Good posture is relaxed, not forced


Wouldn’t it be nice if our posture was always perfect, vertical and symmetrically balanced? Yet as in life, it’s never that way. When it comes to our posture, many of us tilt, shift, slump, and bend, and it can feel like an uphill battle against the gravitational field of the earth. Yet if your goal is to improve your posture and have a healthy spine, we want to continually practice healthy movement habits. We all have some imbalances, and old habits. Tensing your shoulders, holding your breath, or a forward head are counterproductive not only in weight training, but in any sport.  Tomas Myer in his book Anatomy Trains, writes that everyone has a story, and good stories always involve some imbalance.

Good posture is relaxed, not forced.

Good posture is an easy upright alignment, where the body weights of your head, chest, and pelvis are poised one atop the other, like a stack of colorful wooden building blocks.
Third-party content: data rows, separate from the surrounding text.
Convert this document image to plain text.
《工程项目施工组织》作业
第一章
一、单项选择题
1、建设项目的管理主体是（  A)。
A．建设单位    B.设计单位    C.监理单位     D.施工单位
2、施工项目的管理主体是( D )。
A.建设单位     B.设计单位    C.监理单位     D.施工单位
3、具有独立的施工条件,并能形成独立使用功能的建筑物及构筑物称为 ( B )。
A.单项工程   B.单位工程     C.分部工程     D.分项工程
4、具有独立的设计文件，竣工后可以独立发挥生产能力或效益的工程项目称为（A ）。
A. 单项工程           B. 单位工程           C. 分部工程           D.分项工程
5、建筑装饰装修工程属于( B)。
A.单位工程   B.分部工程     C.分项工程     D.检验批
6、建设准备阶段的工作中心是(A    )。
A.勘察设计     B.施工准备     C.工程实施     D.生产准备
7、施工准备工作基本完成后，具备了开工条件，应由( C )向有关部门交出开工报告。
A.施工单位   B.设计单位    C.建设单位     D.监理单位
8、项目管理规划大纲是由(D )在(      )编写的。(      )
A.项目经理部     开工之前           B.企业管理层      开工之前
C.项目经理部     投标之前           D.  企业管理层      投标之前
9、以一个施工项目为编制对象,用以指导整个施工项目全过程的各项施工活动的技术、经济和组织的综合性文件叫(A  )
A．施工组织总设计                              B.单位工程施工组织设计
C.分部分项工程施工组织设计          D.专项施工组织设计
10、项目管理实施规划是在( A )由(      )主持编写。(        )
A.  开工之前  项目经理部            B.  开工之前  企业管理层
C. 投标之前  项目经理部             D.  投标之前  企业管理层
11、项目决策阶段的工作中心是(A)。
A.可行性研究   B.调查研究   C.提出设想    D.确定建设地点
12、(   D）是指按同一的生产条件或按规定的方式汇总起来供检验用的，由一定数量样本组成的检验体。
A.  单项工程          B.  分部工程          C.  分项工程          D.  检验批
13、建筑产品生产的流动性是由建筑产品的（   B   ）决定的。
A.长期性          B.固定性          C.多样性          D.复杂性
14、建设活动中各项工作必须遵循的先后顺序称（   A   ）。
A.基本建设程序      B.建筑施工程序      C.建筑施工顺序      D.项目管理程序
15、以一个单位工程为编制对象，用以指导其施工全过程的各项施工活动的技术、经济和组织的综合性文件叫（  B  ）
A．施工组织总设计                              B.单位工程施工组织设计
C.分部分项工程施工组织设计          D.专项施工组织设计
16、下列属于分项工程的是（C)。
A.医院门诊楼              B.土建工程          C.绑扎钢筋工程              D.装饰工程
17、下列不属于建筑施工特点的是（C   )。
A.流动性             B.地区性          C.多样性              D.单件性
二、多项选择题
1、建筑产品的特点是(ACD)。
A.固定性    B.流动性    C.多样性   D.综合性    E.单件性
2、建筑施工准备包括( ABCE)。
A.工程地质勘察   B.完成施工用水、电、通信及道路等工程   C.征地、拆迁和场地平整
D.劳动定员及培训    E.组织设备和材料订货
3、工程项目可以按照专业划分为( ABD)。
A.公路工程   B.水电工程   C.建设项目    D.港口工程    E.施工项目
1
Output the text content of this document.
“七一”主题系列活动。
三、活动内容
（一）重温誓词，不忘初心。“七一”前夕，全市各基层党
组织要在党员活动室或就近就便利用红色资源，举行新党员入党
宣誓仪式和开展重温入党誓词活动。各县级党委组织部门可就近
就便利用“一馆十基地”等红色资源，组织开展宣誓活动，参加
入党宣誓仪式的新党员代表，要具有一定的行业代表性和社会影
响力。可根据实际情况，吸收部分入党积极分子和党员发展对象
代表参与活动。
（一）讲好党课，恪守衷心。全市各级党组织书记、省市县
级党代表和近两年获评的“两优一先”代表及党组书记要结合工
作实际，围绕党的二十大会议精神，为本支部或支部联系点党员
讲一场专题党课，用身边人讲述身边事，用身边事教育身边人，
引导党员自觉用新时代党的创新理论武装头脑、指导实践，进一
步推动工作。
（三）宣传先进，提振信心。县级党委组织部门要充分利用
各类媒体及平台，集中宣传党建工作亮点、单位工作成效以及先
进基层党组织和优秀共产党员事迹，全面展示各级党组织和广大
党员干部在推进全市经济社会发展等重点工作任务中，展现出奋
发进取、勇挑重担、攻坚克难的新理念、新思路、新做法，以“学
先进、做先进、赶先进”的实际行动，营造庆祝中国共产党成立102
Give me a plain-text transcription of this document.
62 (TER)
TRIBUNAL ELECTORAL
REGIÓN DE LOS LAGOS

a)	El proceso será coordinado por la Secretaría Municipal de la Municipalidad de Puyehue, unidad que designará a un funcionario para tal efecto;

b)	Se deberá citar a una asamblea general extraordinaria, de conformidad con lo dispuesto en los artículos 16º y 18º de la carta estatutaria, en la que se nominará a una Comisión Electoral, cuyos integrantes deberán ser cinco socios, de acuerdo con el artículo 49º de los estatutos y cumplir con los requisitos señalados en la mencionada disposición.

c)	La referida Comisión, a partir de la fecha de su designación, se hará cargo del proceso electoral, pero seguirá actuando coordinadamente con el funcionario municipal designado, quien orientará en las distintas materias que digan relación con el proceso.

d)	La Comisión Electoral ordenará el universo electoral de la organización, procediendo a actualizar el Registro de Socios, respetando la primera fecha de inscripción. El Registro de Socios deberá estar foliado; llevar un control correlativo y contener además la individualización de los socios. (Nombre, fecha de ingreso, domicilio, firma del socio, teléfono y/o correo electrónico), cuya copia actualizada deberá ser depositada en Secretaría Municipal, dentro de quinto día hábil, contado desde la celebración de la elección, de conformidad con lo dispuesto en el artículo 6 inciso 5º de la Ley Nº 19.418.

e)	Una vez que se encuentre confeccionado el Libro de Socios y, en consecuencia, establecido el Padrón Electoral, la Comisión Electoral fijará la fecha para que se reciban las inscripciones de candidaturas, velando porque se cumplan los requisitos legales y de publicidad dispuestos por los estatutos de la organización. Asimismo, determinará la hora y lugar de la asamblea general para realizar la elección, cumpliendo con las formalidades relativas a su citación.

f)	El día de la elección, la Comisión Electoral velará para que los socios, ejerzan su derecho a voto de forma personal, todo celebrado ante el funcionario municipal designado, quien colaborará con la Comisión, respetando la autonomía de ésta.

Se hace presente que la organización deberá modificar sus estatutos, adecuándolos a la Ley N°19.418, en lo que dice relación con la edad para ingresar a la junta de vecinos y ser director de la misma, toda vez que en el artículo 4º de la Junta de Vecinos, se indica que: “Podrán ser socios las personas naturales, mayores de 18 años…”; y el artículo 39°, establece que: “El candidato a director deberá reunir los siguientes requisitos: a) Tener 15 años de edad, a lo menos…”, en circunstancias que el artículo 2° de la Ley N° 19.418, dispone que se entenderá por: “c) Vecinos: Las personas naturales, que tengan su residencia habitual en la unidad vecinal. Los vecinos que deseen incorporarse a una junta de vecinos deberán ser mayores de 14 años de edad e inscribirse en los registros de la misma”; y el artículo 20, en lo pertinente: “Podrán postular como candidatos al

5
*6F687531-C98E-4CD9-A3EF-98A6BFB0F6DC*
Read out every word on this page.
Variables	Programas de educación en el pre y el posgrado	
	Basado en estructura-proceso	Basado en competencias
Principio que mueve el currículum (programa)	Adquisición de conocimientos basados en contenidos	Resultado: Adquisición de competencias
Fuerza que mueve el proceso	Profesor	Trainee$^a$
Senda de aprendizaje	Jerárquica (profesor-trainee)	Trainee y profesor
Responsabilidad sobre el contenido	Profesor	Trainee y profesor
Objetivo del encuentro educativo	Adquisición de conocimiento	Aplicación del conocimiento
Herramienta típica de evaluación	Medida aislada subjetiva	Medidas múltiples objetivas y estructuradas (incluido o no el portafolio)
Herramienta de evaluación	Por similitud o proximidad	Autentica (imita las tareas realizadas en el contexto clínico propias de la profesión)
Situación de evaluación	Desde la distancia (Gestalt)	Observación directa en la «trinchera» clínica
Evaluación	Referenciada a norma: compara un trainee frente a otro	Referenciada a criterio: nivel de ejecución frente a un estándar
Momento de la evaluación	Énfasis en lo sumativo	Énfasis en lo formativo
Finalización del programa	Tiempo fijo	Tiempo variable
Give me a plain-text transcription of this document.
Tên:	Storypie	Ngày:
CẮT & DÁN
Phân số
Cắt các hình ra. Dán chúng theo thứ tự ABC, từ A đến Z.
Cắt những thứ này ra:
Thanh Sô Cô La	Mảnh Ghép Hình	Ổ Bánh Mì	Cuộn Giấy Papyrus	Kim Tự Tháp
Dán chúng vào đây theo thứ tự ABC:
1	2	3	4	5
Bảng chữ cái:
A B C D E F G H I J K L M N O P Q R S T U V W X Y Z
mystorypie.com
The spine’s “ home-base” is it’s natural neutral position, where it is in the least stressed position.

The ease of good posture allows for its’ three natural curves; the neck, or cervical spine, the mid-back, or thoracic spine, and the low back, or lumbar spine. Standing or sitting up straight allows for the presence of each of these three natural curves. Beyond looking symmetrical though, there are copious muscles and connective tissue webbing working to support the spine. It isn’t a freestanding pillar, writes Dr. Stuart McGill, Professor Emeritus at the University of Waterloo and author ofBackMechanic.  Instead, he says, think of it more like a radio tower, a tall metallic structure stabilized by guy-wires that are connected to the ground.  The guy-wires act in the same way that the network of muscles and ligaments that surround our spinal columns do, providing strength and support.

Reminding yourself to pull your shoulders back is only part of the posture picture. Alignment is dynamic, neurologically adaptive, and certainly has an emotional component. Finding out where your muscle tension lives, your neck, for example, is helpful to find that particular pattern that causes the trouble in the first place. It’s known by the “ everything-connects-to-everything-else principle. “ It helps to understand which muscles are shortened or tight, or which emotions might be contributing to that feeling, and how that affects the whole body. 

Using imagery to improve spinal alignment

Using imagery can help you experience an incredible release of muscle tension. The Franklin Method uses imagery metaphorically, and is helpful if you are unfamiliar with anatomy. Here are some images from Eric Franklin’s book Dynamic AlignmentThrough Imagery, to try to help improve your spinal alignment. You just might discover a very fixable imbalance.

Lighting designer aligns the spine (lying, sitting, or standing):

1.Visualize the spine as a chain of spotlights. Turn on all the lights and observe their focal directions. If they shine in many confused directions, adjust them so that they all focus in the sagittal plane. Now adjust them so that they shine with equal brightness.

Head on geyser

2. Imagine your central axis to be a waterspout or geyser. Your head floats effortlessly on top of this column. Visualize your shoulders and your body as the water falls back down to the ground. Allow your head to bob on the top of the column of water. As the geyser become stronger, your head is buoyed upward. Let the power of the water increase the height of your head.